5. Gunship – S/T (Horsie in the Hedge)
One of my favorite discoveries this year is the burgeoning synthwave scene. This new-wave-y style builds on the synth-heavy horror soundtracks of the 80s, most notably the films of John Carpenter. Gunship are one of the rare examples that feature vocals, and as the side project of Fightstar’s Alex Westaway and Dan Haigh, the songs on this debut are fantastic. This is a lovely retro release with excellent melodies and a more relaxed atmosphere compared to other synthwave artists. I discovered this on a long drive through the PA and Ohio turnpikes, and the best praise I can give it is that Gunship made that drive a blast. “Tech Noir” is a masterpiece.
6. Mutemath – Vitals (Wojtek)
Mutemath is a weird band that has flown a bit under the radar, in part because they haven’t made the same record twice. A very persuasive argument could be made that Vitals, their first on their own imprint, is the best version of the band. We see the same building blocks that make all of their records a delight: nimble bass-lines, dexterous guitar and synth melodies, and Paul Meany’s playful vocals. Most of the album sounds like early Minus the Bear gone full synthpop. Long-time fans will revel in the subtle math rock foundation, while the rest of us will appreciate the band going all-in on previous hints that a great synth rock band was hidden within the band. A playful very fun release, for sure.

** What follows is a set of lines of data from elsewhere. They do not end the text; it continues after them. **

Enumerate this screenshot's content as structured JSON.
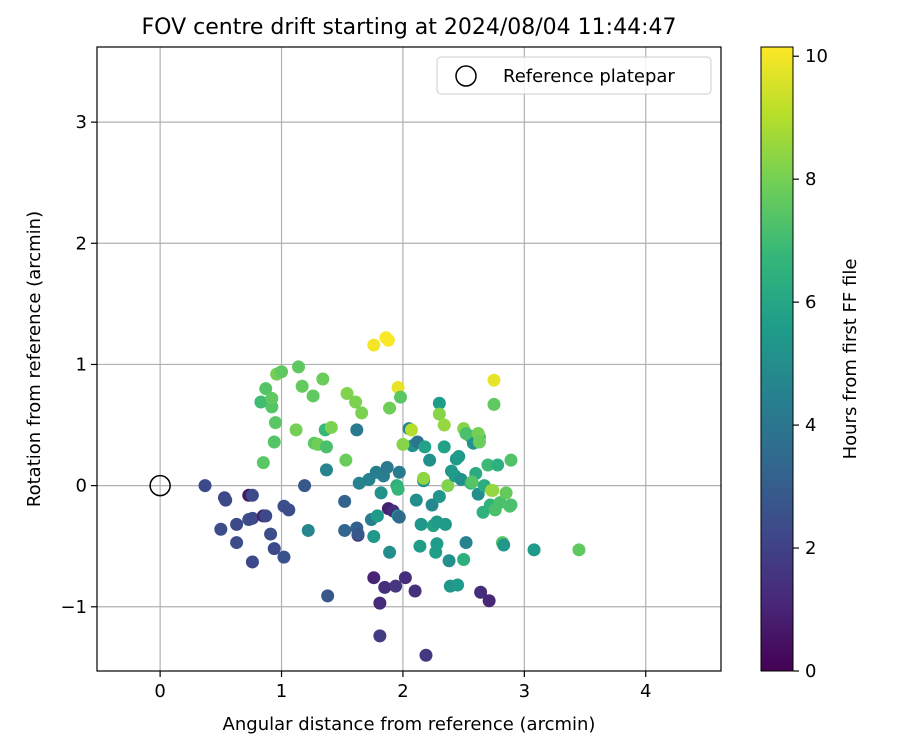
{
  "chart_data": {
    "type": "scatter",
    "title": "FOV centre drift starting at 2024/08/04 11:44:47",
    "xlabel": "Angular distance from reference (arcmin)",
    "ylabel": "Rotation from reference (arcmin)",
    "xlim": [
      -0.52,
      4.62
    ],
    "ylim": [
      -1.53,
      3.62
    ],
    "xticks": [
      0,
      1,
      2,
      3,
      4
    ],
    "yticks": [
      -1,
      0,
      1,
      2,
      3
    ],
    "xtick_labels": [
      "0",
      "1",
      "2",
      "3",
      "4"
    ],
    "ytick_labels": [
      "−1",
      "0",
      "1",
      "2",
      "3"
    ],
    "grid": true,
    "legend_position": "top-right",
    "reference": {
      "name": "Reference platepar",
      "x": 0,
      "y": 0,
      "marker": "open-circle"
    },
    "colorbar": {
      "label": "Hours from first FF file",
      "colormap": "viridis",
      "min": 0,
      "max": 10.15,
      "ticks": [
        0,
        2,
        4,
        6,
        8,
        10
      ],
      "tick_labels": [
        "0",
        "2",
        "4",
        "6",
        "8",
        "10"
      ]
    },
    "colormap_stops": [
      "#440154",
      "#482878",
      "#3e4989",
      "#31688e",
      "#26828e",
      "#1f9e89",
      "#35b779",
      "#6ece58",
      "#b5de2b",
      "#fde725"
    ],
    "points": [
      {
        "x": 0.37,
        "y": 0.0,
        "c": 2.3
      },
      {
        "x": 0.53,
        "y": -0.1,
        "c": 2.2
      },
      {
        "x": 0.54,
        "y": -0.12,
        "c": 2.3
      },
      {
        "x": 0.5,
        "y": -0.36,
        "c": 2.4
      },
      {
        "x": 0.63,
        "y": -0.32,
        "c": 2.3
      },
      {
        "x": 0.63,
        "y": -0.47,
        "c": 2.4
      },
      {
        "x": 0.73,
        "y": -0.08,
        "c": 0.6
      },
      {
        "x": 0.76,
        "y": -0.08,
        "c": 2.3
      },
      {
        "x": 0.73,
        "y": -0.28,
        "c": 2.4
      },
      {
        "x": 0.76,
        "y": -0.27,
        "c": 2.3
      },
      {
        "x": 0.76,
        "y": -0.63,
        "c": 2.3
      },
      {
        "x": 0.85,
        "y": -0.25,
        "c": 0.8
      },
      {
        "x": 0.87,
        "y": -0.25,
        "c": 2.3
      },
      {
        "x": 0.91,
        "y": -0.4,
        "c": 2.4
      },
      {
        "x": 0.94,
        "y": -0.52,
        "c": 2.3
      },
      {
        "x": 1.02,
        "y": -0.59,
        "c": 2.6
      },
      {
        "x": 1.02,
        "y": -0.17,
        "c": 2.5
      },
      {
        "x": 1.06,
        "y": -0.2,
        "c": 2.4
      },
      {
        "x": 1.19,
        "y": 0.0,
        "c": 2.8
      },
      {
        "x": 1.22,
        "y": -0.37,
        "c": 4.7
      },
      {
        "x": 1.37,
        "y": 0.13,
        "c": 4.6
      },
      {
        "x": 1.38,
        "y": -0.91,
        "c": 2.8
      },
      {
        "x": 1.52,
        "y": -0.13,
        "c": 3.2
      },
      {
        "x": 1.52,
        "y": -0.37,
        "c": 3.3
      },
      {
        "x": 1.62,
        "y": -0.35,
        "c": 3.2
      },
      {
        "x": 1.63,
        "y": -0.41,
        "c": 1.2
      },
      {
        "x": 1.63,
        "y": -0.4,
        "c": 2.8
      },
      {
        "x": 1.62,
        "y": 0.46,
        "c": 4.1
      },
      {
        "x": 1.64,
        "y": 0.02,
        "c": 4.5
      },
      {
        "x": 1.72,
        "y": 0.05,
        "c": 4.5
      },
      {
        "x": 1.74,
        "y": -0.28,
        "c": 4.4
      },
      {
        "x": 1.76,
        "y": -0.76,
        "c": 1.0
      },
      {
        "x": 1.78,
        "y": 0.11,
        "c": 4.3
      },
      {
        "x": 1.76,
        "y": -0.42,
        "c": 5.4
      },
      {
        "x": 1.79,
        "y": -0.25,
        "c": 5.5
      },
      {
        "x": 1.81,
        "y": -0.97,
        "c": 1.2
      },
      {
        "x": 1.81,
        "y": -1.24,
        "c": 1.8
      },
      {
        "x": 1.82,
        "y": -0.06,
        "c": 5.2
      },
      {
        "x": 1.84,
        "y": 0.08,
        "c": 4.3
      },
      {
        "x": 1.85,
        "y": -0.84,
        "c": 1.4
      },
      {
        "x": 1.87,
        "y": 0.15,
        "c": 4.1
      },
      {
        "x": 1.88,
        "y": -0.19,
        "c": 0.9
      },
      {
        "x": 1.89,
        "y": -0.55,
        "c": 5.0
      },
      {
        "x": 1.92,
        "y": -0.21,
        "c": 1.3
      },
      {
        "x": 1.94,
        "y": -0.83,
        "c": 1.6
      },
      {
        "x": 1.95,
        "y": 0.0,
        "c": 6.4
      },
      {
        "x": 1.96,
        "y": -0.03,
        "c": 6.7
      },
      {
        "x": 1.96,
        "y": -0.25,
        "c": 5.1
      },
      {
        "x": 1.97,
        "y": -0.26,
        "c": 3.5
      },
      {
        "x": 1.97,
        "y": 0.11,
        "c": 4.2
      },
      {
        "x": 2.02,
        "y": -0.76,
        "c": 1.3
      },
      {
        "x": 2.05,
        "y": 0.47,
        "c": 4.5
      },
      {
        "x": 2.07,
        "y": 0.46,
        "c": 9.0
      },
      {
        "x": 2.08,
        "y": 0.33,
        "c": 5.1
      },
      {
        "x": 2.1,
        "y": -0.87,
        "c": 1.4
      },
      {
        "x": 2.11,
        "y": -0.12,
        "c": 5.0
      },
      {
        "x": 2.12,
        "y": 0.36,
        "c": 4.0
      },
      {
        "x": 2.14,
        "y": -0.5,
        "c": 5.6
      },
      {
        "x": 2.15,
        "y": -0.32,
        "c": 5.3
      },
      {
        "x": 2.17,
        "y": 0.04,
        "c": 5.1
      },
      {
        "x": 2.18,
        "y": 0.32,
        "c": 5.8
      },
      {
        "x": 2.19,
        "y": -1.4,
        "c": 1.7
      },
      {
        "x": 2.22,
        "y": 0.21,
        "c": 5.1
      },
      {
        "x": 2.24,
        "y": -0.16,
        "c": 4.8
      },
      {
        "x": 2.25,
        "y": -0.33,
        "c": 5.9
      },
      {
        "x": 2.27,
        "y": -0.55,
        "c": 5.7
      },
      {
        "x": 2.28,
        "y": -0.3,
        "c": 5.5
      },
      {
        "x": 2.28,
        "y": -0.48,
        "c": 5.6
      },
      {
        "x": 2.3,
        "y": 0.68,
        "c": 5.6
      },
      {
        "x": 2.3,
        "y": -0.09,
        "c": 5.3
      },
      {
        "x": 2.34,
        "y": 0.32,
        "c": 5.8
      },
      {
        "x": 2.35,
        "y": -0.32,
        "c": 5.4
      },
      {
        "x": 2.37,
        "y": 0.0,
        "c": 8.2
      },
      {
        "x": 2.38,
        "y": -0.62,
        "c": 5.1
      },
      {
        "x": 2.39,
        "y": -0.83,
        "c": 5.3
      },
      {
        "x": 2.4,
        "y": 0.12,
        "c": 5.4
      },
      {
        "x": 2.43,
        "y": 0.08,
        "c": 5.6
      },
      {
        "x": 2.44,
        "y": 0.22,
        "c": 5.4
      },
      {
        "x": 2.45,
        "y": -0.82,
        "c": 5.5
      },
      {
        "x": 2.46,
        "y": 0.24,
        "c": 5.5
      },
      {
        "x": 2.48,
        "y": 0.05,
        "c": 5.1
      },
      {
        "x": 2.5,
        "y": -0.61,
        "c": 6.4
      },
      {
        "x": 2.52,
        "y": -0.47,
        "c": 4.5
      },
      {
        "x": 2.55,
        "y": 0.41,
        "c": 7.0
      },
      {
        "x": 2.56,
        "y": 0.02,
        "c": 6.5
      },
      {
        "x": 2.58,
        "y": 0.35,
        "c": 5.2
      },
      {
        "x": 2.6,
        "y": 0.1,
        "c": 6.2
      },
      {
        "x": 2.62,
        "y": -0.07,
        "c": 5.0
      },
      {
        "x": 2.63,
        "y": 0.4,
        "c": 7.1
      },
      {
        "x": 2.64,
        "y": -0.88,
        "c": 1.3
      },
      {
        "x": 2.66,
        "y": -0.22,
        "c": 6.5
      },
      {
        "x": 2.67,
        "y": 0.0,
        "c": 6.3
      },
      {
        "x": 2.7,
        "y": 0.17,
        "c": 6.9
      },
      {
        "x": 2.71,
        "y": -0.95,
        "c": 1.1
      },
      {
        "x": 2.72,
        "y": -0.16,
        "c": 6.6
      },
      {
        "x": 2.73,
        "y": -0.04,
        "c": 8.7
      },
      {
        "x": 2.75,
        "y": 0.87,
        "c": 9.8
      },
      {
        "x": 2.75,
        "y": 0.67,
        "c": 7.6
      },
      {
        "x": 2.76,
        "y": -0.2,
        "c": 7.2
      },
      {
        "x": 2.78,
        "y": 0.17,
        "c": 6.4
      },
      {
        "x": 2.8,
        "y": -0.14,
        "c": 7.2
      },
      {
        "x": 2.82,
        "y": -0.47,
        "c": 7.4
      },
      {
        "x": 2.83,
        "y": -0.49,
        "c": 5.3
      },
      {
        "x": 2.85,
        "y": -0.06,
        "c": 7.7
      },
      {
        "x": 2.88,
        "y": -0.17,
        "c": 7.4
      },
      {
        "x": 2.89,
        "y": 0.21,
        "c": 7.3
      },
      {
        "x": 2.89,
        "y": -0.16,
        "c": 7.2
      },
      {
        "x": 3.08,
        "y": -0.53,
        "c": 5.5
      },
      {
        "x": 3.45,
        "y": -0.53,
        "c": 7.6
      },
      {
        "x": 0.85,
        "y": 0.19,
        "c": 7.5
      },
      {
        "x": 0.83,
        "y": 0.69,
        "c": 7.0
      },
      {
        "x": 0.87,
        "y": 0.8,
        "c": 7.4
      },
      {
        "x": 0.92,
        "y": 0.65,
        "c": 7.4
      },
      {
        "x": 0.92,
        "y": 0.72,
        "c": 7.6
      },
      {
        "x": 0.94,
        "y": 0.36,
        "c": 7.4
      },
      {
        "x": 0.95,
        "y": 0.52,
        "c": 7.5
      },
      {
        "x": 0.96,
        "y": 0.92,
        "c": 8.0
      },
      {
        "x": 1.0,
        "y": 0.94,
        "c": 7.6
      },
      {
        "x": 1.12,
        "y": 0.46,
        "c": 8.0
      },
      {
        "x": 1.14,
        "y": 0.98,
        "c": 7.6
      },
      {
        "x": 1.17,
        "y": 0.82,
        "c": 7.7
      },
      {
        "x": 1.26,
        "y": 0.74,
        "c": 7.6
      },
      {
        "x": 1.27,
        "y": 0.35,
        "c": 7.5
      },
      {
        "x": 1.3,
        "y": 0.34,
        "c": 7.9
      },
      {
        "x": 1.34,
        "y": 0.88,
        "c": 7.8
      },
      {
        "x": 1.36,
        "y": 0.46,
        "c": 6.8
      },
      {
        "x": 1.37,
        "y": 0.32,
        "c": 7.2
      },
      {
        "x": 1.41,
        "y": 0.48,
        "c": 8.1
      },
      {
        "x": 1.53,
        "y": 0.21,
        "c": 7.8
      },
      {
        "x": 1.54,
        "y": 0.76,
        "c": 8.2
      },
      {
        "x": 1.61,
        "y": 0.69,
        "c": 8.1
      },
      {
        "x": 1.66,
        "y": 0.6,
        "c": 8.1
      },
      {
        "x": 1.76,
        "y": 1.16,
        "c": 10.0
      },
      {
        "x": 1.86,
        "y": 1.22,
        "c": 10.1
      },
      {
        "x": 1.88,
        "y": 1.2,
        "c": 10.1
      },
      {
        "x": 1.89,
        "y": 0.64,
        "c": 7.9
      },
      {
        "x": 1.96,
        "y": 0.81,
        "c": 9.8
      },
      {
        "x": 1.98,
        "y": 0.73,
        "c": 7.5
      },
      {
        "x": 2.0,
        "y": 0.34,
        "c": 8.3
      },
      {
        "x": 2.17,
        "y": 0.06,
        "c": 8.4
      },
      {
        "x": 2.3,
        "y": 0.59,
        "c": 8.3
      },
      {
        "x": 2.34,
        "y": 0.5,
        "c": 8.5
      },
      {
        "x": 2.5,
        "y": 0.47,
        "c": 8.3
      },
      {
        "x": 2.52,
        "y": 0.43,
        "c": 7.2
      },
      {
        "x": 2.62,
        "y": 0.43,
        "c": 8.0
      },
      {
        "x": 2.63,
        "y": 0.36,
        "c": 7.8
      },
      {
        "x": 2.74,
        "y": -0.04,
        "c": 8.5
      },
      {
        "x": 2.57,
        "y": 0.03,
        "c": 7.4
      }
    ]
  }
}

7. Purity Ring – Another Eternity (4AD)
Purity Ring were one of the trailblazers in fusing synthpop with hip hop. The group’s debut Shrines showcased Megan James’ lovely voice high atop wistful synths and trap beats. The group doesn’t quite stick the landing on follow-upAnother Eternity, but this is one of those albums where the highs are so impressive that the rest (however great) feels lesser by comparison. “Begin Again” is probably my favorite song released this year, and it’s a testament to the group’s talent that a good portion of this album keeps up with that quality. By doubling down on bombastic arrangements and ethereal vocals, Purity Ring continues to be jarringly beautiful and brash.

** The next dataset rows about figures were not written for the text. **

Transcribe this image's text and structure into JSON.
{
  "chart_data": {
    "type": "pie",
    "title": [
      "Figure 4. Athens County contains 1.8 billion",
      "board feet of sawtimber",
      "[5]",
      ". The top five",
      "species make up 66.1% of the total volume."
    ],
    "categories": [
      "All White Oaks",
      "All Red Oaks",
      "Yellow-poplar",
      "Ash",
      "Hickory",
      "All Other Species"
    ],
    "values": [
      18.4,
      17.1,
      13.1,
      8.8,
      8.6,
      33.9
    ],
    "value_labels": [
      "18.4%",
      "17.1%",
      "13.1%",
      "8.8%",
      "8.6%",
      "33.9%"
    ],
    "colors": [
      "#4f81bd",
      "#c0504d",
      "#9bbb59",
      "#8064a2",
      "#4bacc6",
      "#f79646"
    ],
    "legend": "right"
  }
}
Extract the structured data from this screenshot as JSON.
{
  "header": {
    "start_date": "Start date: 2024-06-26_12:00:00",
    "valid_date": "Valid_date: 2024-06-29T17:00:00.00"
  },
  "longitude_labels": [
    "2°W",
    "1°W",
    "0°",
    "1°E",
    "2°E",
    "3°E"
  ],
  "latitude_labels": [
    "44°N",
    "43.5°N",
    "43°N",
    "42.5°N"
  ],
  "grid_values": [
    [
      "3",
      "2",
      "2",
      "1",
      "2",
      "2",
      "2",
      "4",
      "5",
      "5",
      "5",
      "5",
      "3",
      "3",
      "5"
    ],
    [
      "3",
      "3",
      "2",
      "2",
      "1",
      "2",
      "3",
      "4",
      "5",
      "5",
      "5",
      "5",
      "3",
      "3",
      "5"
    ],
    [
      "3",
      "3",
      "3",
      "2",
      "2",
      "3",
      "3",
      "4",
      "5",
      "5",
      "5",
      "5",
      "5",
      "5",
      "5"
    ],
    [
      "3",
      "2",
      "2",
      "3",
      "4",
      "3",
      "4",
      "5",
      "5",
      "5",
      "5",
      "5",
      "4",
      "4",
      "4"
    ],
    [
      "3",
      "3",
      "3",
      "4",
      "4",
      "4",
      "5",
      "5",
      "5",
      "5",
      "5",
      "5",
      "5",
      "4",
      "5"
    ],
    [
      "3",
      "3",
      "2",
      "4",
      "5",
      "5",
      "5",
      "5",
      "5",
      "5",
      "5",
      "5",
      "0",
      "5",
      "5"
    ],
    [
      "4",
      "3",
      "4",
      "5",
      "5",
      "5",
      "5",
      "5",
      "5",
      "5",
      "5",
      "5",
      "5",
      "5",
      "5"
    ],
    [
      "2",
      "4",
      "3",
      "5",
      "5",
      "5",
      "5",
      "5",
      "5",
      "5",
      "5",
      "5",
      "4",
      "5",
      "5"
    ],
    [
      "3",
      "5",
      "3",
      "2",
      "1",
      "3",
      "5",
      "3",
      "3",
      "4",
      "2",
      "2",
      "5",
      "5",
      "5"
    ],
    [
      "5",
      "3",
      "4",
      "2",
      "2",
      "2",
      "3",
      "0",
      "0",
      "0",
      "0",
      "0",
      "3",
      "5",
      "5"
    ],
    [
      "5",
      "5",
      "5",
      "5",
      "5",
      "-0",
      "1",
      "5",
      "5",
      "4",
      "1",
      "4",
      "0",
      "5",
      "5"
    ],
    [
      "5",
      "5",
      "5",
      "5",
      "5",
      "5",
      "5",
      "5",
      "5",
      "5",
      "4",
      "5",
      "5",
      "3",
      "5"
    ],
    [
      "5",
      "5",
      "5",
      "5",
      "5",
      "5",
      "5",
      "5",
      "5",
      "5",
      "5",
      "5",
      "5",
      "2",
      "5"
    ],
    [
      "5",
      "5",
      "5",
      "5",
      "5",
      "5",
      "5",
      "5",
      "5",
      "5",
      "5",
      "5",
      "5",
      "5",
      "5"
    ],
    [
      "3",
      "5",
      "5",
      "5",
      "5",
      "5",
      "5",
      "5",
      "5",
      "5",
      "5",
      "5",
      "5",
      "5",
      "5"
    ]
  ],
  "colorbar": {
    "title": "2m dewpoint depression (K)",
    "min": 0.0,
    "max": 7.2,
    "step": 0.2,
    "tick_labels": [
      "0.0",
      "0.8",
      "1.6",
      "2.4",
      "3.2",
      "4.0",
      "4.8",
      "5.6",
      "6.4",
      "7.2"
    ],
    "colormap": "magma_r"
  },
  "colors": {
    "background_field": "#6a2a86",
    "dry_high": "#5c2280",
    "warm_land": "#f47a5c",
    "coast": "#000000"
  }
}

8. GosT – Behemoth (Blood Music)
This is another synthwave instant classic. GosT sounds like someone threw a dance party in the middle of slasher, and it’s awesome. Sure, there are points where it can get a bit noisy, but GosT tackles electronic music like a modern metal producer: everything is turned up to 11. However, it’s his impressive songwriting skills that allow this to be a wonderful (albeit horrifying) listen, evoking different parts of a bloody movie in your head.
9. Young Galaxy – Falsework (Paper Bag)
Canada’s indie scene has been stellar for quite some time, and Young Galaxy appear to be one of the next great artists. By toning down their shoegaze elements for a more lounge-style electronic sound, the Montreal-based group shines. Despite some upbeat numbers, Young Galaxy works best as a cheerful, relaxing listen. It was a late addition to the list, but those looking for a stellar, understated pop record, get on Young Galaxy; they are, indeed, ready to shine.
10. Tame Impala – Currents (Interscope)
This is a record that feels like we’re catching an artist in mid transformation. Kevin Parker’s past records were solid exercises in Beatles-esque pop/rock, but by trading in jangle-y guitars for lonesome synths and propulsive bass-lines, Tame Impala is becoming something much more interesting. Kevin’s inherent talent for pop hooks feels much better utilized here, and songs like “Let It Happen” and “The Less I Know The Better” are 80s synthpop gems.